Mr. Nalesnik,

 

That you for the information. 

 

Mark

 

From: David Nalesnik [mailto:[email protected]] 
Sent: Monday, November 11, 2013 11:24 AM
To: Mark Stephen Mrotek
Cc: Gilberto Agostinho; lilypond-user
Subject: Re: Angled Beams

 

Hi Mark and Gilberto,


<[email protected]> wrote:

 

The Beam #'positions always take a pair of numbers

as argument, written as = #'(n . m), where n and m are the absolute position
of the beginning of the beam and the end of the beam, respectively (unit =
distance between two staff lines). n and m can be negative values and they
do not need to be multiples of unit (so for instance, you can write
\override Beam #'positions = #'(-1.2 . 3.75) )
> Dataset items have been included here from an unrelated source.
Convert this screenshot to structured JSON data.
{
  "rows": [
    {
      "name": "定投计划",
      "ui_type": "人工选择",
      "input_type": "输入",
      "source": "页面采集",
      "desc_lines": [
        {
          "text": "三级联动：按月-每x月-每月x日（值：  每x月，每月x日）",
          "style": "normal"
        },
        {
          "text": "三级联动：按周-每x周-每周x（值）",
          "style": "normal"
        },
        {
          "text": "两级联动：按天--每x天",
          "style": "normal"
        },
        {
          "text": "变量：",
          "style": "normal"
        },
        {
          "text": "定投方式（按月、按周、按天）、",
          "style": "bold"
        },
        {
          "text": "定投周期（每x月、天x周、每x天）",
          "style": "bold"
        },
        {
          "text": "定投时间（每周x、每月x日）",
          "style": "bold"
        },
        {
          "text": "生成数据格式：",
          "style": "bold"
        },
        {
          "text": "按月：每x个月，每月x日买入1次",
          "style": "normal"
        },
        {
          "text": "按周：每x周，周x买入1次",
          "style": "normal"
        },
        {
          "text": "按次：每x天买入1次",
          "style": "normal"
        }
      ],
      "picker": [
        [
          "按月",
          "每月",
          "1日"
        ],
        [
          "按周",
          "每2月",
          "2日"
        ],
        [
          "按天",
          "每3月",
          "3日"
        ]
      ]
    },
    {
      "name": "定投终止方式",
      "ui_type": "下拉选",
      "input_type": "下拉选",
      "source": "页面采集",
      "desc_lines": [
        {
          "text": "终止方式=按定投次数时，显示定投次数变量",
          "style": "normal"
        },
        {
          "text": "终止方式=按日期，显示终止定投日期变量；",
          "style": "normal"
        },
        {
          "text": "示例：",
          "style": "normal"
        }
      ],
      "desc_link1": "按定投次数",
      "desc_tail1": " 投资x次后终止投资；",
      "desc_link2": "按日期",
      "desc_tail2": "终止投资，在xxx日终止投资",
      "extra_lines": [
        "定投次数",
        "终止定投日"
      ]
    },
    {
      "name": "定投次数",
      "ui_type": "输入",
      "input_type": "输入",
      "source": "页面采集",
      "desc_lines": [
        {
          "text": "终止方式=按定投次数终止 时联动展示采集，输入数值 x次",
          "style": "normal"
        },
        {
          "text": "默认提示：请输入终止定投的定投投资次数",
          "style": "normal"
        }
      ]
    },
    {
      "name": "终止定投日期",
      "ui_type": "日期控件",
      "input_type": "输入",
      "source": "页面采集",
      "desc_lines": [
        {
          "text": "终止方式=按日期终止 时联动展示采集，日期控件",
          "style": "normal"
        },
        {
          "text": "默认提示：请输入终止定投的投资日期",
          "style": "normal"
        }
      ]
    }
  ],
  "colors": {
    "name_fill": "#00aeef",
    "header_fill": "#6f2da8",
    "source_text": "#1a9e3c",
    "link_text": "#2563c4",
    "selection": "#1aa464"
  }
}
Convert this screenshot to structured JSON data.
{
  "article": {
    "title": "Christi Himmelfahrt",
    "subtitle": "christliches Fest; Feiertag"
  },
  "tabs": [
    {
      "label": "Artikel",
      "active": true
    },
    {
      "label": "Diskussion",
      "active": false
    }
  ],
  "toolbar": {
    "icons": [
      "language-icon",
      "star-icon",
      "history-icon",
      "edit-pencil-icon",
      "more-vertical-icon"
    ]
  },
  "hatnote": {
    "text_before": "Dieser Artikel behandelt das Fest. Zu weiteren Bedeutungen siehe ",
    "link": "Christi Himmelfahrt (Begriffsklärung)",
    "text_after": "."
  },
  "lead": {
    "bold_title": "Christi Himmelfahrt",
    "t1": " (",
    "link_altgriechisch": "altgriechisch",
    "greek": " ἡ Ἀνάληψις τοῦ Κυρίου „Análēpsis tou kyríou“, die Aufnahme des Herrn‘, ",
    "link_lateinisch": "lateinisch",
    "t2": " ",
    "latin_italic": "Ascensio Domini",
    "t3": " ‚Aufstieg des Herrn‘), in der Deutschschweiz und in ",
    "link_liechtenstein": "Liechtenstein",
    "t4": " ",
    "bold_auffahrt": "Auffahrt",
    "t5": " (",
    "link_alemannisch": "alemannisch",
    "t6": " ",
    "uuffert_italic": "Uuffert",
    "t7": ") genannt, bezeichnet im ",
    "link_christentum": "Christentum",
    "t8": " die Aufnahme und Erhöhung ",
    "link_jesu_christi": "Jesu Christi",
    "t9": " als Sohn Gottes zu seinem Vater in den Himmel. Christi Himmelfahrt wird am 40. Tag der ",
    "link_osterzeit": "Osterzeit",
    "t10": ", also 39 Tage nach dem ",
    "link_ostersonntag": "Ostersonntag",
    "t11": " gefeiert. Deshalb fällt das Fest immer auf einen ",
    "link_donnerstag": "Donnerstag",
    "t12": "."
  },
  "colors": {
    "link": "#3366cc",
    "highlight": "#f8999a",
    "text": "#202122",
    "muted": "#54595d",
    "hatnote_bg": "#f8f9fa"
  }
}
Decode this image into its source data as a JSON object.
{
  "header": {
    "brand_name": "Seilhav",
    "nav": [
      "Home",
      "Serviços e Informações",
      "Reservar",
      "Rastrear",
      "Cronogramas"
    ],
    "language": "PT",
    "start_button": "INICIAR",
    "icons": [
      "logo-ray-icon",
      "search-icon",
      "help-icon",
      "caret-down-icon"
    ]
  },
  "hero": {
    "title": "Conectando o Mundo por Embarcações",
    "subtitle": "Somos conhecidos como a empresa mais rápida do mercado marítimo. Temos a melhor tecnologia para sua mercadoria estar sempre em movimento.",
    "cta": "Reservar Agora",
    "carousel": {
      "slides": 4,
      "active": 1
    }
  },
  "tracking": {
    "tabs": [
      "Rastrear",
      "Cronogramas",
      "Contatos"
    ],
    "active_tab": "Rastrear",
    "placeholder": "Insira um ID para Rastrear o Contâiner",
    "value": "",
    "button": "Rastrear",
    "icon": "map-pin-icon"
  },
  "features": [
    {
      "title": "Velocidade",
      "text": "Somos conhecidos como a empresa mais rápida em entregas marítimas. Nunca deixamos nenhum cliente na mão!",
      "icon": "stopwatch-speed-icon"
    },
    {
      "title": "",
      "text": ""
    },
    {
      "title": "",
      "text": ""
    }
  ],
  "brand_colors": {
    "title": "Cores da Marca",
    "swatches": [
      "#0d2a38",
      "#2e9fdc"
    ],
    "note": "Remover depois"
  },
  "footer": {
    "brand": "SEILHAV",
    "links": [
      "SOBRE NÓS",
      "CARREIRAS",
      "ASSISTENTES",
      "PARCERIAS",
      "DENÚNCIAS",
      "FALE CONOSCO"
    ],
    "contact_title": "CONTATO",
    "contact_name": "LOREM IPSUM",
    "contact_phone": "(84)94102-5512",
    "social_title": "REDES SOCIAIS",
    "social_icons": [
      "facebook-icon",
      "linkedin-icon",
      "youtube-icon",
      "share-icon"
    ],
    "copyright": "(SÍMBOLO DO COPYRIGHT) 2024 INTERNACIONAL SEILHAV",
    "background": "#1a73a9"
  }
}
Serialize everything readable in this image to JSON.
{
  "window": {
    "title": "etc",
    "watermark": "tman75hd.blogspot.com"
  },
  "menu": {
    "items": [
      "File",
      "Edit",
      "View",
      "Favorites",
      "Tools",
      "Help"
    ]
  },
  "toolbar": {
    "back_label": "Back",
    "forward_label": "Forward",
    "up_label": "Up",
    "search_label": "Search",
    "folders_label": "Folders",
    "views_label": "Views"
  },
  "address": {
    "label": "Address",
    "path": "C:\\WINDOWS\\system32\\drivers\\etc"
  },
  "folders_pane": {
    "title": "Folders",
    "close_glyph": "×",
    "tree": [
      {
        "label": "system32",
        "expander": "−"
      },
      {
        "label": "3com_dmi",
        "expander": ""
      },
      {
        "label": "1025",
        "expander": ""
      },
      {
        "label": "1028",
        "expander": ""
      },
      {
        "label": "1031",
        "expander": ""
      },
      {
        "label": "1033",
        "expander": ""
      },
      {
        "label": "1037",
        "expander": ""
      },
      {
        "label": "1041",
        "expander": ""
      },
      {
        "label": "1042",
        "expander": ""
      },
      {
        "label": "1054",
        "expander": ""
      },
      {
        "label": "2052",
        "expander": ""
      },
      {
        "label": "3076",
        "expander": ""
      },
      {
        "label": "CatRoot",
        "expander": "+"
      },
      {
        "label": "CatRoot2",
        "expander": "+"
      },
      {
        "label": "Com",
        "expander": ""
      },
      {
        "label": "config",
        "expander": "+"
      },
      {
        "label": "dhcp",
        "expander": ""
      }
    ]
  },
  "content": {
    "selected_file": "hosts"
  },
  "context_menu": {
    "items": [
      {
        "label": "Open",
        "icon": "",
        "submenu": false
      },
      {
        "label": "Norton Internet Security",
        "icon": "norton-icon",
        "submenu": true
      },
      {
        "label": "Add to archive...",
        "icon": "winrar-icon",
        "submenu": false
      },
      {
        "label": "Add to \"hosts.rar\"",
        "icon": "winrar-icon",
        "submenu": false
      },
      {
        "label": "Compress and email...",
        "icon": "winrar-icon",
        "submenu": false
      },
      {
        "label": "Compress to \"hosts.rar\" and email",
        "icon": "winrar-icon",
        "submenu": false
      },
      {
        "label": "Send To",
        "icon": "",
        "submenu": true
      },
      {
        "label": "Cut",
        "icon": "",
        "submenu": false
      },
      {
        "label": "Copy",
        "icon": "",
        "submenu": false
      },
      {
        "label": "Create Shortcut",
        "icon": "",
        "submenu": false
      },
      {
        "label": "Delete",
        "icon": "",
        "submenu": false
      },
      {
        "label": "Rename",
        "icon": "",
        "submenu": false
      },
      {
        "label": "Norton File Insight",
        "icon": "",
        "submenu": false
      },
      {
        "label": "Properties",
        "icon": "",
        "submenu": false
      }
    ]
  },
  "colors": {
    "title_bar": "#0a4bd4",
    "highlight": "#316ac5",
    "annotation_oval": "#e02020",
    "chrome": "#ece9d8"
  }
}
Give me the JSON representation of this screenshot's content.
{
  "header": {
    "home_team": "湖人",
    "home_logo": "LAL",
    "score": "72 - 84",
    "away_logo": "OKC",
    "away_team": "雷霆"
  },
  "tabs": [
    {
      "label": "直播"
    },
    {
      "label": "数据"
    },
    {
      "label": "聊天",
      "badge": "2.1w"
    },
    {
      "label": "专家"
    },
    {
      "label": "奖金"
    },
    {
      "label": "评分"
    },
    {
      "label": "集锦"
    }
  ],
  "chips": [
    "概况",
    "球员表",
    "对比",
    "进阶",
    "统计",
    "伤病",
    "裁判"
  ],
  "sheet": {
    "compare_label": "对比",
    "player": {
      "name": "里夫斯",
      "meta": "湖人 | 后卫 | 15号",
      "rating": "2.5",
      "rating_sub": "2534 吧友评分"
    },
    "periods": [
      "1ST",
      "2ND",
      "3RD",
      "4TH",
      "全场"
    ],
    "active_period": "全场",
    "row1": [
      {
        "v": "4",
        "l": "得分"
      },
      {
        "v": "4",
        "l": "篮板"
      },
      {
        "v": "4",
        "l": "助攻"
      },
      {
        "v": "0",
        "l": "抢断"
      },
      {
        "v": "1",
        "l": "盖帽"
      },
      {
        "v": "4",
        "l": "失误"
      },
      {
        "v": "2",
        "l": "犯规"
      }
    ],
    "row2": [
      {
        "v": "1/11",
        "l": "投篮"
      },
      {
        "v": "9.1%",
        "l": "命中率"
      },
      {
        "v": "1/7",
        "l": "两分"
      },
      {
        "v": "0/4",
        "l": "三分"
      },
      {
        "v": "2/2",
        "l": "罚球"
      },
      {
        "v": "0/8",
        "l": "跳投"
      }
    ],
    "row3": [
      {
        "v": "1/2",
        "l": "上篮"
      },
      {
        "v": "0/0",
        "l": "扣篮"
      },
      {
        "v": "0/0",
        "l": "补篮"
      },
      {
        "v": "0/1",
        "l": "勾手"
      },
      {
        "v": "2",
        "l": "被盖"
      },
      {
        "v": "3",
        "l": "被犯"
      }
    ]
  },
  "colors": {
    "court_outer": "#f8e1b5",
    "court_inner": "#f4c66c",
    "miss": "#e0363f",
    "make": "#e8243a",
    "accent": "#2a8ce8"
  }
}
Some examples: \override Beam #'positions = #'(0 . 0) would create a flat
beam exactly on the centre line of the staff; \override Beam #'positions =
#'(0 . 2) will be a beam from the centre line of the staff to the top of it
(2 spaces above).

 

Of course, an override of Beam #'positions does the trick.  The drawback, 
however, is that you can move the Beam wherever you like without respecting its 
placement relative to staff-lines ("quanting").  (Were it not for this fact, 
I'd suggest upgrading so you could do

 

\override Beam.damping = #+inf.0 % all beams are flat

\offset positions #'(-1 . 0) Beam % available in current development version

 

then every beam would have precisely the same slope.)

 

I'm curious why the 'damping override doesn't work for you with 2.16.  It works 
perfectly with 2.17.95 (so, presumably, with the upcoming stable 2.18).  
Perhaps you need to experiment with different values?